= King Henry (song) =

Child ballad

"King Henry" (Child 32, Roud 3967) is an English-language folk song. It is a version of the tale of the loathly lady. This form of the tale appears in Hrólfr Kraki's saga and also in the Scottish tale "The Daughter Of King Under-Waves". A similar bride is found in "The Marriage of Sir Gawain".

The Vaughan Williams catalogue has an entry with Mrs Anna Brown of Fifeshire as the source singer, collected 1792 - 94. There is version of the ballad in Walter Scott's Minstrelsy of the Scottish Border, derived from a manuscript held by Mrs. Brown.

Rupert Ferguson has suggested that the character King Henrie may take inspiration from Ynyr Gwent (b. c.430), a Welsh prince who married Madryn, the daughter of Gwrthefyr fab Gwrtheyrn, to claim the Gwentish throne, and/or Prince Henry of Scotland (1114 - 1152), the son and heir apparent of King David I.

==Recordings==
Steeleye Span included a version on the 1972 album Below the Salt.

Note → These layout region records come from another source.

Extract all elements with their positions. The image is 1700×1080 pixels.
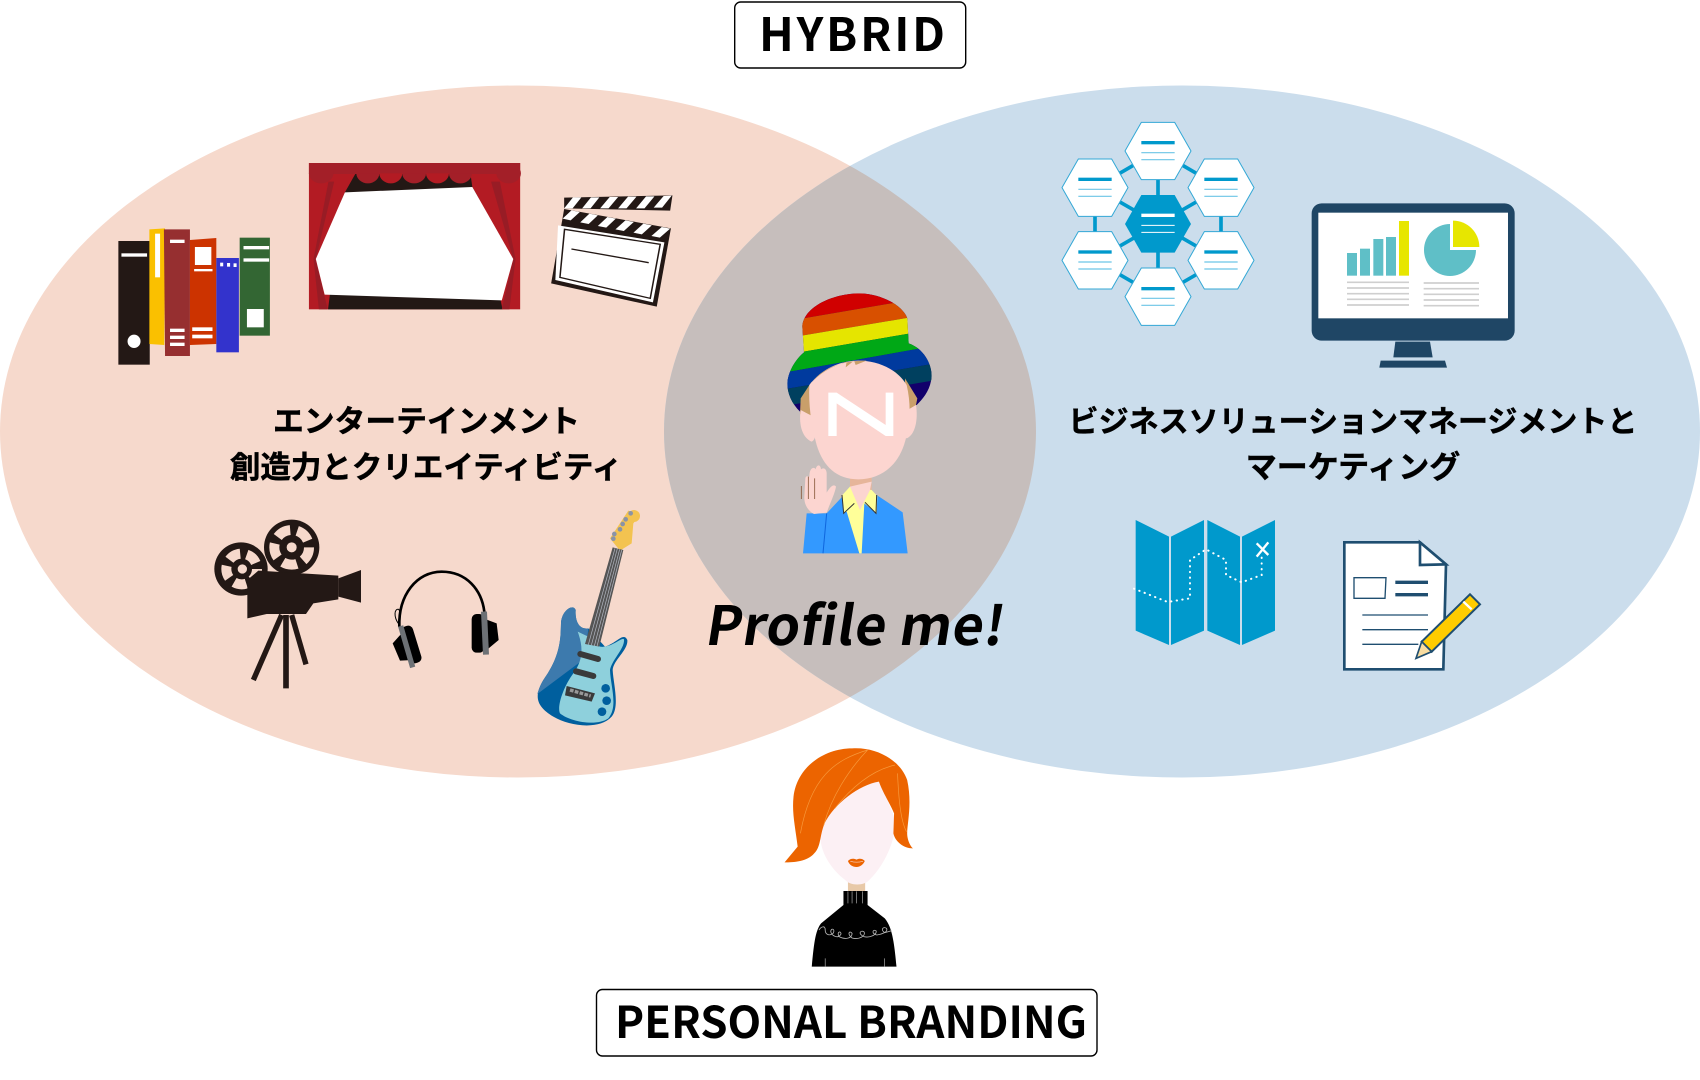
hand bbox=[804, 465, 836, 514]
icon: electric guitar bbox=[537, 510, 640, 725]
venn diagram: right circle business bbox=[664, 86, 1700, 778]
icon: document with pencil bbox=[1344, 542, 1480, 669]
ears bbox=[800, 410, 816, 442]
icon: folded map bbox=[1134, 520, 1275, 645]
icon: hexagon network bbox=[1062, 122, 1254, 325]
ear bbox=[894, 812, 903, 838]
text: business label: ビジネスソリューションマネージメントと bbox=[1069, 406, 1637, 439]
face bbox=[820, 780, 895, 884]
icon: woman with orange hair bbox=[785, 748, 913, 967]
text: entertainment label bbox=[230, 404, 622, 485]
hair bbox=[785, 748, 913, 862]
face bbox=[809, 361, 910, 479]
hair sides bbox=[800, 382, 815, 423]
icon: headphones bbox=[393, 572, 499, 667]
text: business label bbox=[1069, 406, 1637, 485]
icon: theatre stage bbox=[309, 163, 521, 309]
neck bbox=[848, 882, 865, 892]
icon: man with rainbow hat bbox=[787, 293, 932, 554]
N logo bbox=[828, 393, 893, 436]
neck bbox=[850, 477, 872, 500]
text: entertainment label: エンターテインメント bbox=[273, 404, 580, 439]
venn diagram: left circle entertainment bbox=[0, 86, 1036, 778]
icon: clapperboard bbox=[551, 195, 672, 307]
lips bbox=[848, 859, 865, 867]
icon: movie camera bbox=[214, 520, 361, 688]
text: entertainment label: 創造力とクリエイティビティ bbox=[230, 451, 622, 485]
text: Profile me!: Profile me! bbox=[701, 582, 1012, 661]
venn diagram: overlap bbox=[664, 166, 1036, 697]
icon: monitor with charts bbox=[1312, 203, 1515, 368]
heading: HYBRID: HYBRID bbox=[759, 0, 945, 65]
heading: PERSONAL BRANDING: PERSONAL BRANDING bbox=[615, 987, 1087, 1051]
hat bbox=[787, 293, 932, 412]
text: business label: マーケティング bbox=[1246, 450, 1460, 485]
sweater bbox=[812, 891, 896, 967]
icon: books bbox=[118, 228, 270, 365]
shirt bbox=[842, 487, 877, 553]
jacket bbox=[803, 495, 908, 553]
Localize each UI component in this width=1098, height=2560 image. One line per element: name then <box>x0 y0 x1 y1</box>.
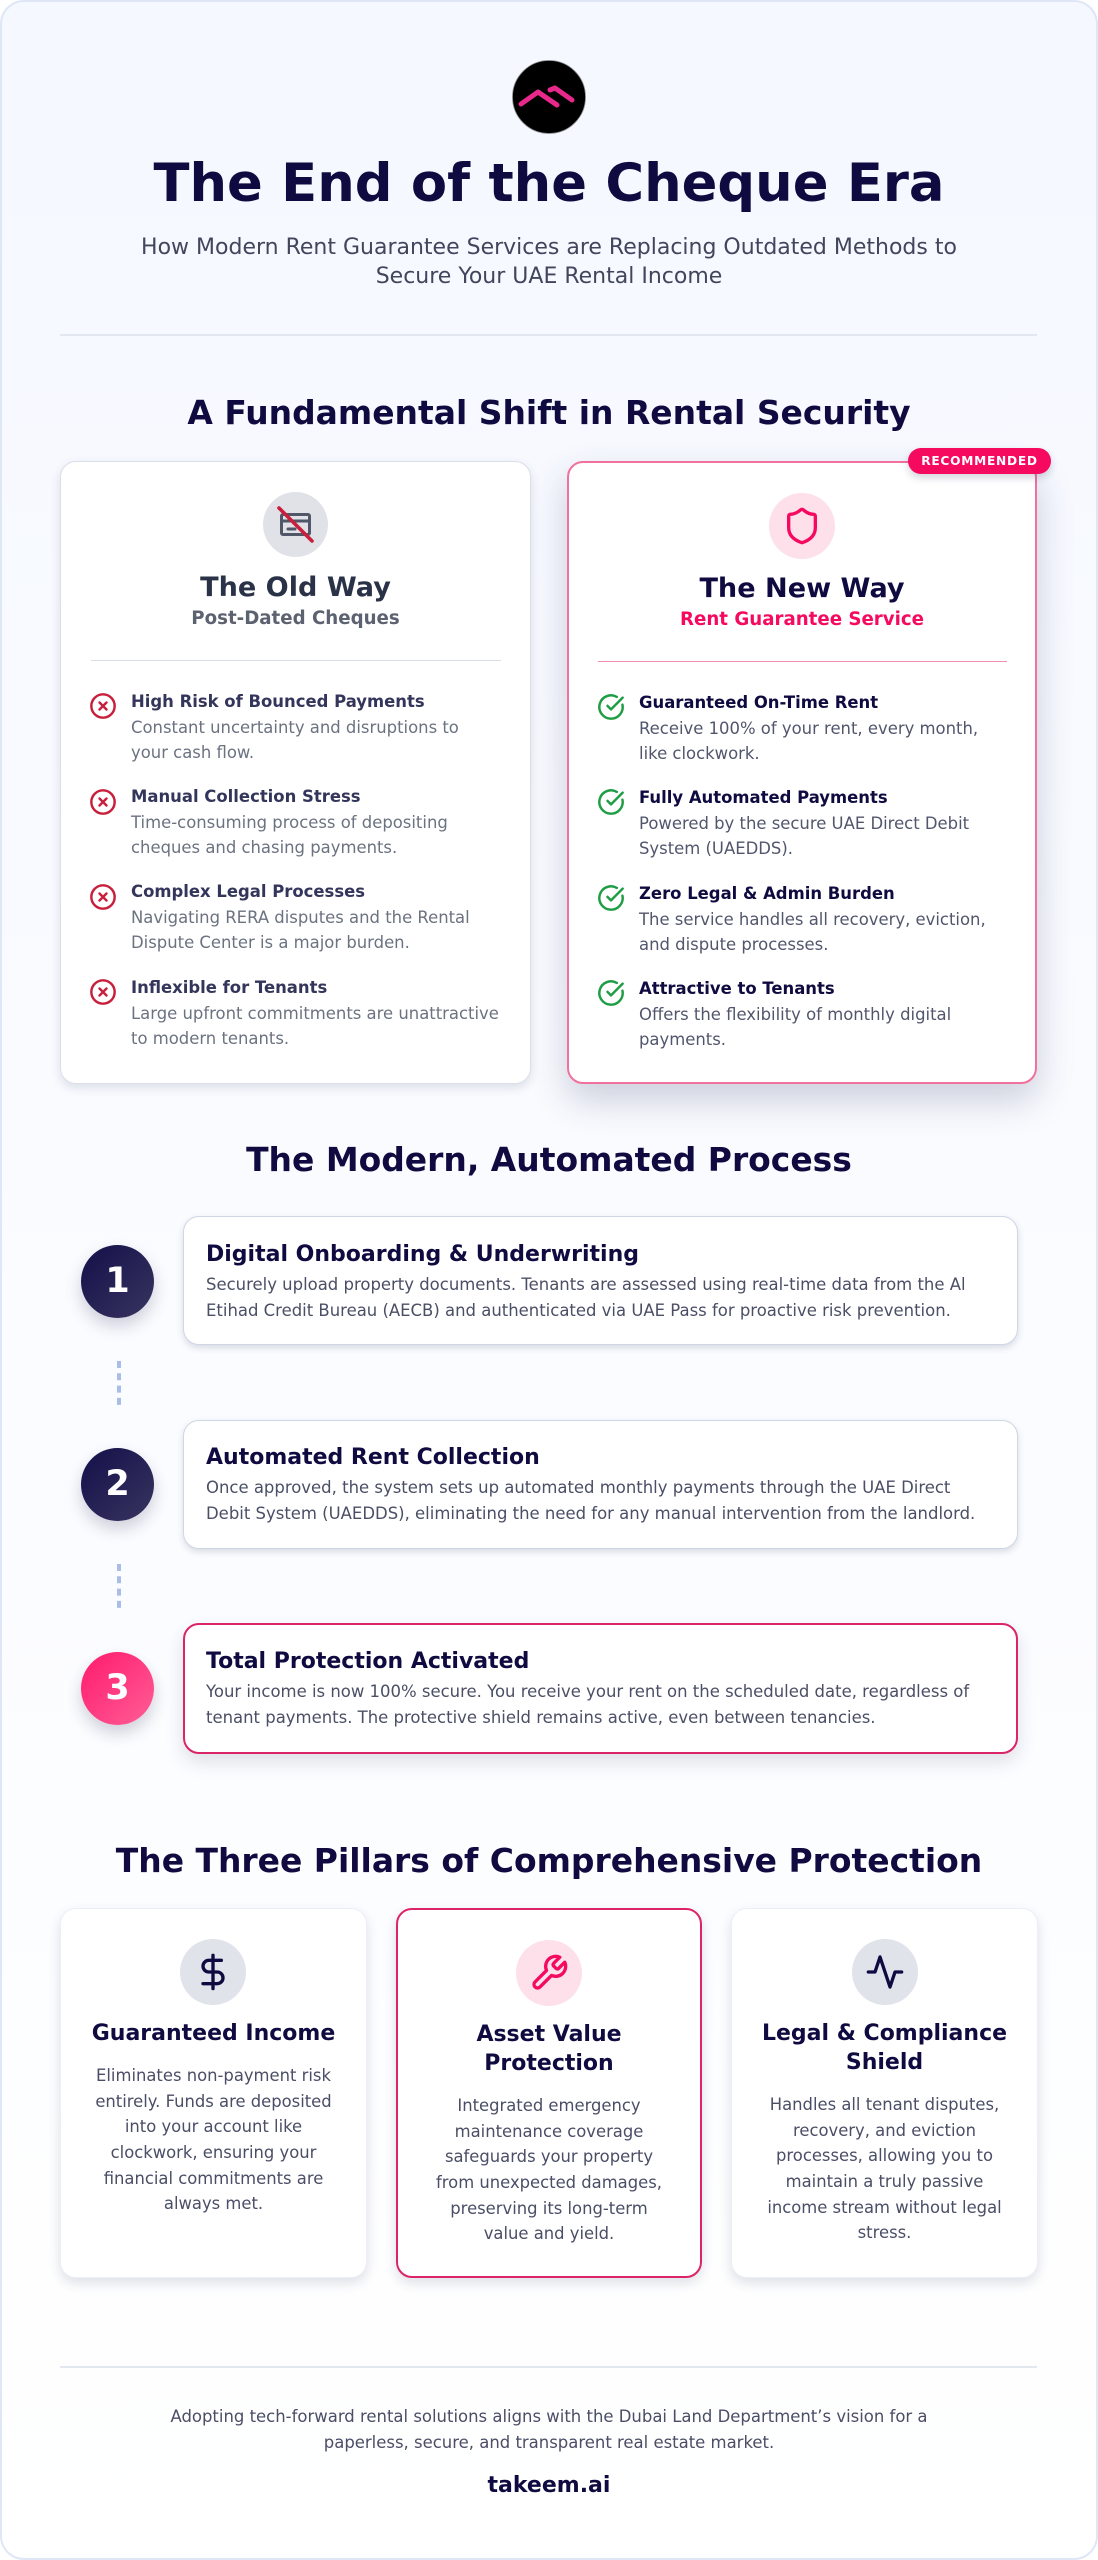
step 2 description <box>206 1478 975 1523</box>
panel: asset value protection <box>396 1908 702 2278</box>
panel: the old way <box>57 461 534 1091</box>
step 2 description: Debit System (UAEDDS), eliminating the need for any manual intervention from the landlord. <box>206 1504 975 1523</box>
pillar text: guaranteed income <box>95 2066 332 2213</box>
pillar text: asset value: from unexpected damages, <box>436 2173 662 2192</box>
icon: dollar <box>180 1939 246 2005</box>
old item: inflexible: Inflexible for Tenants <box>131 978 327 997</box>
icon: x circle <box>90 979 116 1005</box>
step 3 description: tenant payments. The protective shield remains active, even between tenancies. <box>206 1708 876 1727</box>
old item: manual collection: Manual Collection Stress <box>131 787 361 806</box>
pillar heading: legal: Shield <box>846 2050 923 2074</box>
icon: activity pulse <box>852 1939 918 2005</box>
subtitle: How Modern Rent Guarantee Services are Replacing Outdated Methods to <box>141 235 957 260</box>
panel: legal and compliance shield <box>731 1908 1038 2278</box>
new item: on-time rent <box>639 693 978 763</box>
step 1 description <box>206 1275 966 1320</box>
new item: attractive to tenants: Attractive to Tenants <box>639 979 835 998</box>
old item: manual collection <box>130 787 448 857</box>
icon: crossed-out cheque <box>263 492 328 557</box>
pillar text: asset value: value and yield. <box>484 2224 614 2243</box>
step 3 number <box>81 1652 154 1725</box>
heading: automated process: The Modern, Automated Process <box>246 1140 852 1179</box>
step 2 number: 2 <box>105 1464 130 1504</box>
icon: takeem logo <box>512 60 586 134</box>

Martin Carthy also recorded a version, on both Shearwater and The Carthy Chronicles: A Journey Through the Folk Revival disk 4 'Child:Carthy'.

Alexander James Adams, at the time recording as Heather Alexander, included "King Henry-Black Nag" on the 2003 album Festival Wind.

Faun translated the song into German as "Herr Heinerich" for their album Buch der Balladen.

The Furrow Collective recorded this on the album At Our Next Meeting (2014).